Basic concepts of functional programming

1. Purity

An idea that functions in programming shouldn’t have side effects and should instead behave like functions in mathematics. A mathematical function is a type of equation that has at least one independent variable and one dependent variable, such as:

y = x + 5
f(x) = x + 5
f(2) = 2 + 5
f(2) = 7

where there is only one value of y for each value of x, and it is always the same. So no matter how many times you pass the number 2 to f(x), you will always end up with 7.

2. Immutability

An idea that we shouldn’t use variables — values that can change. Instead we should use constants, values that cannot change. Although we might still call them “variables” because that’s an established term, they are variables in name only, as they cannot variate. For our purposes this means that we must create a new constant every time we need to store a value.

This is the same as in math, where you can’t do something like

x = x + 1

Instead you would do

y = x + 1

3. (a) Functions as first class citizens

A first class citizen in a programming language is any sort of entity that supports all of the operations that are commonly available to other entities. This means that for a function to be a first class citizen it has to be able to be treated as a value. In JavaScript we can assign functions to variables or perform operations on them, where the result of that function’s execution will be used when the operation runs.

3. (b) Higher order functions

A higher order function is a function that can can accept other functions as parameters and also return functions as results. Once again this is possible because functions are first class citizens in JavaScript.

4. Closures

A closure is a function that resides inside another function, and has access to the parent function’s variables.

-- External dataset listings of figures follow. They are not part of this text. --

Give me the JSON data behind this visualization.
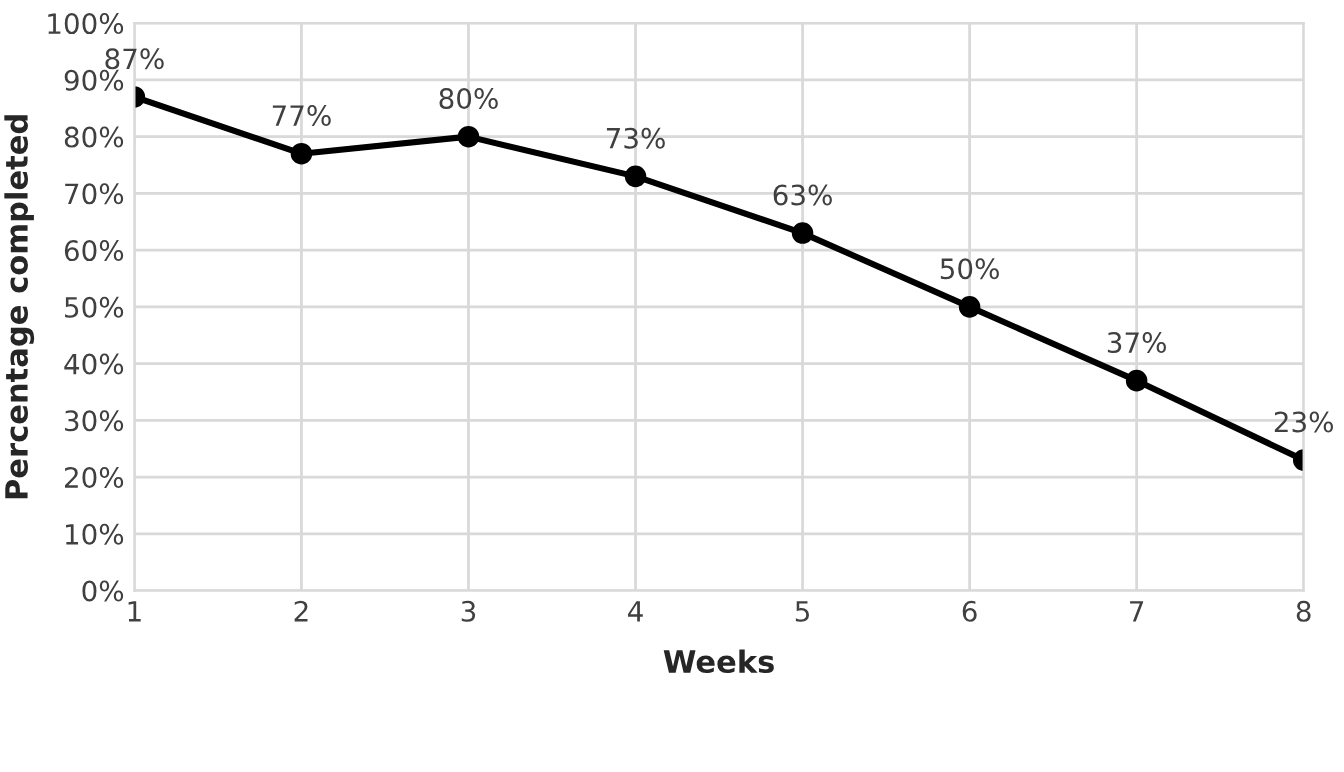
{
  "chart_data": {
    "type": "line",
    "xlabel": "Weeks",
    "ylabel": "Percentage completed",
    "x": [
      1,
      2,
      3,
      4,
      5,
      6,
      7,
      8
    ],
    "series": [
      {
        "color": "#000000",
        "values": [
          87,
          77,
          80,
          73,
          63,
          50,
          37,
          23
        ],
        "value_labels": [
          "87%",
          "77%",
          "80%",
          "73%",
          "63%",
          "50%",
          "37%",
          "23%"
        ]
      }
    ],
    "xlim": [
      1,
      8
    ],
    "xticks": [
      1,
      2,
      3,
      4,
      5,
      6,
      7,
      8
    ],
    "ylim": [
      0,
      100
    ],
    "yticks": [
      {
        "value": 0,
        "label": "0%"
      },
      {
        "value": 10,
        "label": "10%"
      },
      {
        "value": 20,
        "label": "20%"
      },
      {
        "value": 30,
        "label": "30%"
      },
      {
        "value": 40,
        "label": "40%"
      },
      {
        "value": 50,
        "label": "50%"
      },
      {
        "value": 60,
        "label": "60%"
      },
      {
        "value": 70,
        "label": "70%"
      },
      {
        "value": 80,
        "label": "80%"
      },
      {
        "value": 90,
        "label": "90%"
      },
      {
        "value": 100,
        "label": "100%"
      }
    ],
    "grid": true,
    "marker": "circle",
    "line_style": "solid"
  }
}
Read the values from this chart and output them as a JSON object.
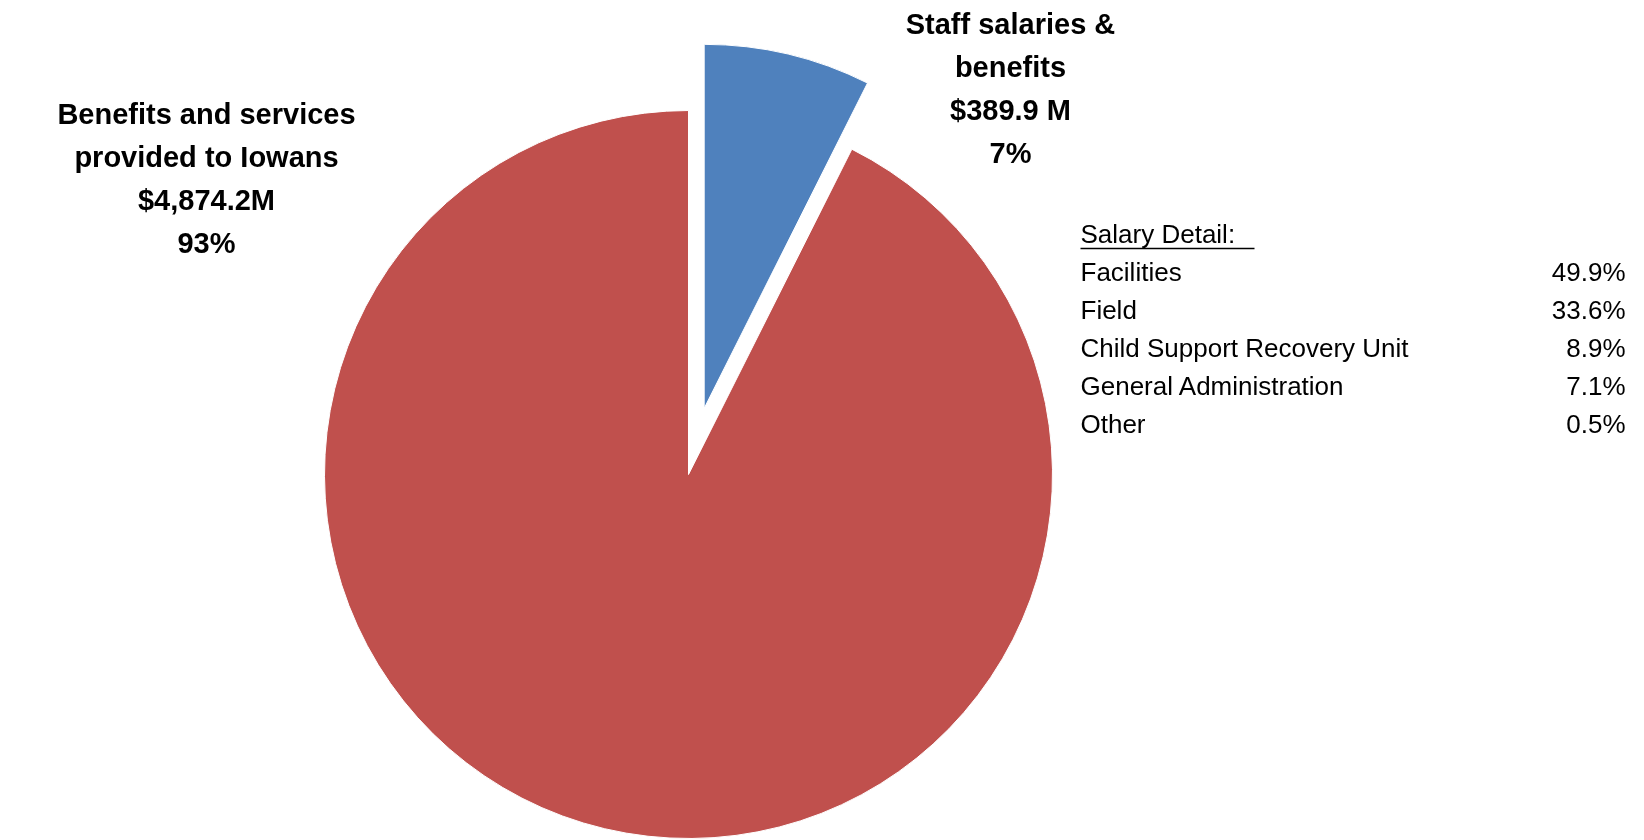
{
  "chart_data": {
    "type": "pie",
    "categories": [
      "Staff salaries & benefits",
      "Benefits and services provided to Iowans"
    ],
    "values": [
      389.9,
      4874.2
    ],
    "colors": [
      "#4f81bd",
      "#c0504d"
    ],
    "value_labels": [
      "$389.9 M",
      "$4,874.2M"
    ],
    "annotations": [
      "7%",
      "93%",
      "Salary  Detail:",
      "Facilities 49.9%",
      "Field 33.6%",
      "Child Support Recovery Unit 8.9%",
      "General Administration 7.1%",
      "Other 0.5%"
    ]
  }
}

This is because a function remembers the environment (scope) in which it was created. As such it can use the variables of that scope even after the scope itself was destroyed.

function foo() {
  const x = 5;
  function bar() {
    console.log(x + 2);
  }
  setTimeout(() => { bar() }, 2000);
}

Here bar() runs 2 seconds after foo() was last used. It’s entirely possible that foo() has already been deleted from memory by a garbage collector, and yet bar() remembers the value of x — a variable that was declared within the scope of foo() and disappeared with it.

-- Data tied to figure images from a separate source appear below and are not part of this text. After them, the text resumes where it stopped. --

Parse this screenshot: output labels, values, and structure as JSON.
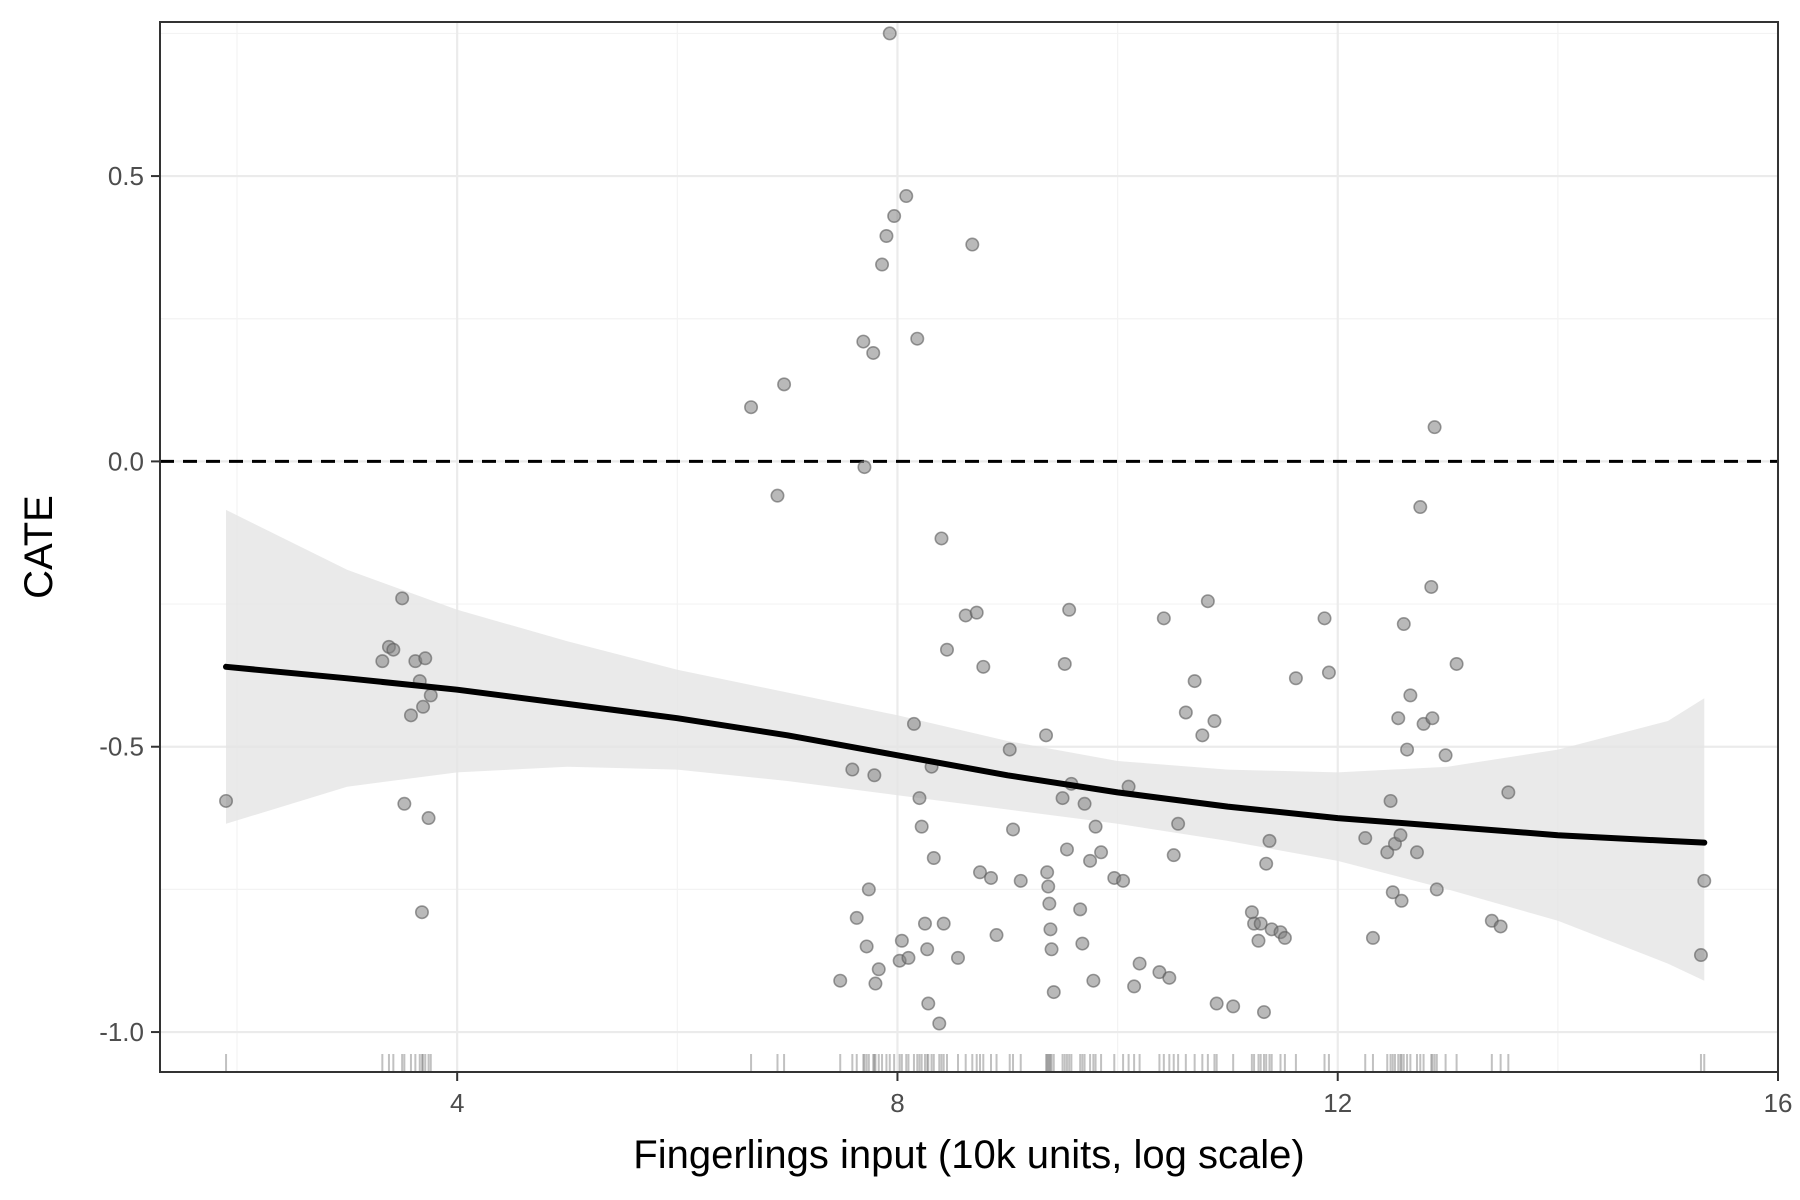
{
  "chart_data": {
    "type": "scatter",
    "title": "",
    "xlabel": "Fingerlings input (10k units, log scale)",
    "ylabel": "CATE",
    "xlim": [
      1.3,
      16
    ],
    "ylim": [
      -1.07,
      0.77
    ],
    "x_ticks": [
      4,
      8,
      12,
      16
    ],
    "y_ticks": [
      -1.0,
      -0.5,
      0.0,
      0.5
    ],
    "x_tick_labels": [
      "4",
      "8",
      "12",
      "16"
    ],
    "y_tick_labels": [
      "-1.0",
      "-0.5",
      "0.0",
      "0.5"
    ],
    "grid": true,
    "reference_line": {
      "y": 0.0,
      "style": "dashed"
    },
    "colors": {
      "points": "#808080",
      "smooth": "#000000",
      "band": "#e5e5e5",
      "rug": "#4d4d4d"
    },
    "points": [
      [
        1.9,
        -0.595
      ],
      [
        3.32,
        -0.35
      ],
      [
        3.38,
        -0.325
      ],
      [
        3.42,
        -0.33
      ],
      [
        3.5,
        -0.24
      ],
      [
        3.52,
        -0.6
      ],
      [
        3.58,
        -0.445
      ],
      [
        3.62,
        -0.35
      ],
      [
        3.66,
        -0.385
      ],
      [
        3.68,
        -0.79
      ],
      [
        3.69,
        -0.43
      ],
      [
        3.71,
        -0.345
      ],
      [
        3.74,
        -0.625
      ],
      [
        3.76,
        -0.41
      ],
      [
        6.67,
        0.095
      ],
      [
        6.91,
        -0.06
      ],
      [
        6.97,
        0.135
      ],
      [
        7.48,
        -0.91
      ],
      [
        7.59,
        -0.54
      ],
      [
        7.63,
        -0.8
      ],
      [
        7.69,
        0.21
      ],
      [
        7.7,
        -0.01
      ],
      [
        7.72,
        -0.85
      ],
      [
        7.74,
        -0.75
      ],
      [
        7.78,
        0.19
      ],
      [
        7.79,
        -0.55
      ],
      [
        7.8,
        -0.915
      ],
      [
        7.83,
        -0.89
      ],
      [
        7.86,
        0.345
      ],
      [
        7.9,
        0.395
      ],
      [
        7.93,
        0.75
      ],
      [
        7.97,
        0.43
      ],
      [
        8.02,
        -0.875
      ],
      [
        8.04,
        -0.84
      ],
      [
        8.08,
        0.465
      ],
      [
        8.1,
        -0.87
      ],
      [
        8.15,
        -0.46
      ],
      [
        8.18,
        0.215
      ],
      [
        8.2,
        -0.59
      ],
      [
        8.22,
        -0.64
      ],
      [
        8.25,
        -0.81
      ],
      [
        8.27,
        -0.855
      ],
      [
        8.28,
        -0.95
      ],
      [
        8.31,
        -0.535
      ],
      [
        8.33,
        -0.695
      ],
      [
        8.38,
        -0.985
      ],
      [
        8.4,
        -0.135
      ],
      [
        8.42,
        -0.81
      ],
      [
        8.45,
        -0.33
      ],
      [
        8.55,
        -0.87
      ],
      [
        8.62,
        -0.27
      ],
      [
        8.68,
        0.38
      ],
      [
        8.72,
        -0.265
      ],
      [
        8.75,
        -0.72
      ],
      [
        8.78,
        -0.36
      ],
      [
        8.85,
        -0.73
      ],
      [
        8.9,
        -0.83
      ],
      [
        9.02,
        -0.505
      ],
      [
        9.05,
        -0.645
      ],
      [
        9.12,
        -0.735
      ],
      [
        9.35,
        -0.48
      ],
      [
        9.36,
        -0.72
      ],
      [
        9.37,
        -0.745
      ],
      [
        9.38,
        -0.775
      ],
      [
        9.39,
        -0.82
      ],
      [
        9.4,
        -0.855
      ],
      [
        9.42,
        -0.93
      ],
      [
        9.5,
        -0.59
      ],
      [
        9.52,
        -0.355
      ],
      [
        9.54,
        -0.68
      ],
      [
        9.56,
        -0.26
      ],
      [
        9.58,
        -0.565
      ],
      [
        9.66,
        -0.785
      ],
      [
        9.68,
        -0.845
      ],
      [
        9.7,
        -0.6
      ],
      [
        9.75,
        -0.7
      ],
      [
        9.78,
        -0.91
      ],
      [
        9.8,
        -0.64
      ],
      [
        9.85,
        -0.685
      ],
      [
        9.97,
        -0.73
      ],
      [
        10.05,
        -0.735
      ],
      [
        10.1,
        -0.57
      ],
      [
        10.15,
        -0.92
      ],
      [
        10.2,
        -0.88
      ],
      [
        10.38,
        -0.895
      ],
      [
        10.42,
        -0.275
      ],
      [
        10.47,
        -0.905
      ],
      [
        10.51,
        -0.69
      ],
      [
        10.55,
        -0.635
      ],
      [
        10.62,
        -0.44
      ],
      [
        10.7,
        -0.385
      ],
      [
        10.77,
        -0.48
      ],
      [
        10.82,
        -0.245
      ],
      [
        10.88,
        -0.455
      ],
      [
        10.9,
        -0.95
      ],
      [
        11.05,
        -0.955
      ],
      [
        11.22,
        -0.79
      ],
      [
        11.24,
        -0.81
      ],
      [
        11.28,
        -0.84
      ],
      [
        11.3,
        -0.81
      ],
      [
        11.33,
        -0.965
      ],
      [
        11.35,
        -0.705
      ],
      [
        11.38,
        -0.665
      ],
      [
        11.4,
        -0.82
      ],
      [
        11.48,
        -0.825
      ],
      [
        11.52,
        -0.835
      ],
      [
        11.62,
        -0.38
      ],
      [
        11.88,
        -0.275
      ],
      [
        11.92,
        -0.37
      ],
      [
        12.25,
        -0.66
      ],
      [
        12.32,
        -0.835
      ],
      [
        12.45,
        -0.685
      ],
      [
        12.48,
        -0.595
      ],
      [
        12.5,
        -0.755
      ],
      [
        12.52,
        -0.67
      ],
      [
        12.55,
        -0.45
      ],
      [
        12.57,
        -0.655
      ],
      [
        12.58,
        -0.77
      ],
      [
        12.6,
        -0.285
      ],
      [
        12.63,
        -0.505
      ],
      [
        12.66,
        -0.41
      ],
      [
        12.72,
        -0.685
      ],
      [
        12.75,
        -0.08
      ],
      [
        12.78,
        -0.46
      ],
      [
        12.85,
        -0.22
      ],
      [
        12.86,
        -0.45
      ],
      [
        12.88,
        0.06
      ],
      [
        12.9,
        -0.75
      ],
      [
        12.98,
        -0.515
      ],
      [
        13.08,
        -0.355
      ],
      [
        13.4,
        -0.805
      ],
      [
        13.48,
        -0.815
      ],
      [
        13.55,
        -0.58
      ],
      [
        15.3,
        -0.865
      ],
      [
        15.33,
        -0.735
      ]
    ],
    "smooth_line": {
      "x": [
        1.9,
        3,
        4,
        5,
        6,
        7,
        8,
        9,
        10,
        11,
        12,
        13,
        14,
        15,
        15.33
      ],
      "y": [
        -0.36,
        -0.38,
        -0.4,
        -0.425,
        -0.45,
        -0.48,
        -0.515,
        -0.55,
        -0.58,
        -0.605,
        -0.625,
        -0.64,
        -0.655,
        -0.665,
        -0.668
      ],
      "lower": [
        -0.635,
        -0.57,
        -0.545,
        -0.535,
        -0.54,
        -0.56,
        -0.585,
        -0.61,
        -0.635,
        -0.665,
        -0.7,
        -0.75,
        -0.805,
        -0.88,
        -0.91
      ],
      "upper": [
        -0.085,
        -0.19,
        -0.26,
        -0.315,
        -0.365,
        -0.405,
        -0.445,
        -0.49,
        -0.525,
        -0.54,
        -0.545,
        -0.535,
        -0.505,
        -0.455,
        -0.415
      ]
    }
  }
}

5. Referential transparency

Any function should be able to be replaced by what it would return when it runs. If we have a function foo() that returns a number (5 for example) there should be no difference between writing

const x = foo() * 2;

and

const x = 5 * 2;

This goes back to the idea of Purity, where a function should always return the same result if given the same input, and should not have any side effects.

Examples:

.map() .reduce()

Advanced Topics

Generally these are not applicable. If you are dealing with these, you are probably way more advanced that the people for whom this writeup was meant. I'm including them here just to provide definitions, so that if new developers see these terms in some other tutorials they would know what is being talked about.

1. Currying

A pattern that was developed to compensate for the shortcomings of really old languages that only supported a single parameter per function. Now used out of habit and not actually supported by JS. When people speak of currying in JS they really just mean using closures.

2. Function composition

A pattern one would use if one wanted to prevent the consumers of the code from chaining top-level functions and potentially shooting themselves in the foot. Composed functions would only expose themselves and then enforce the sequence of operations.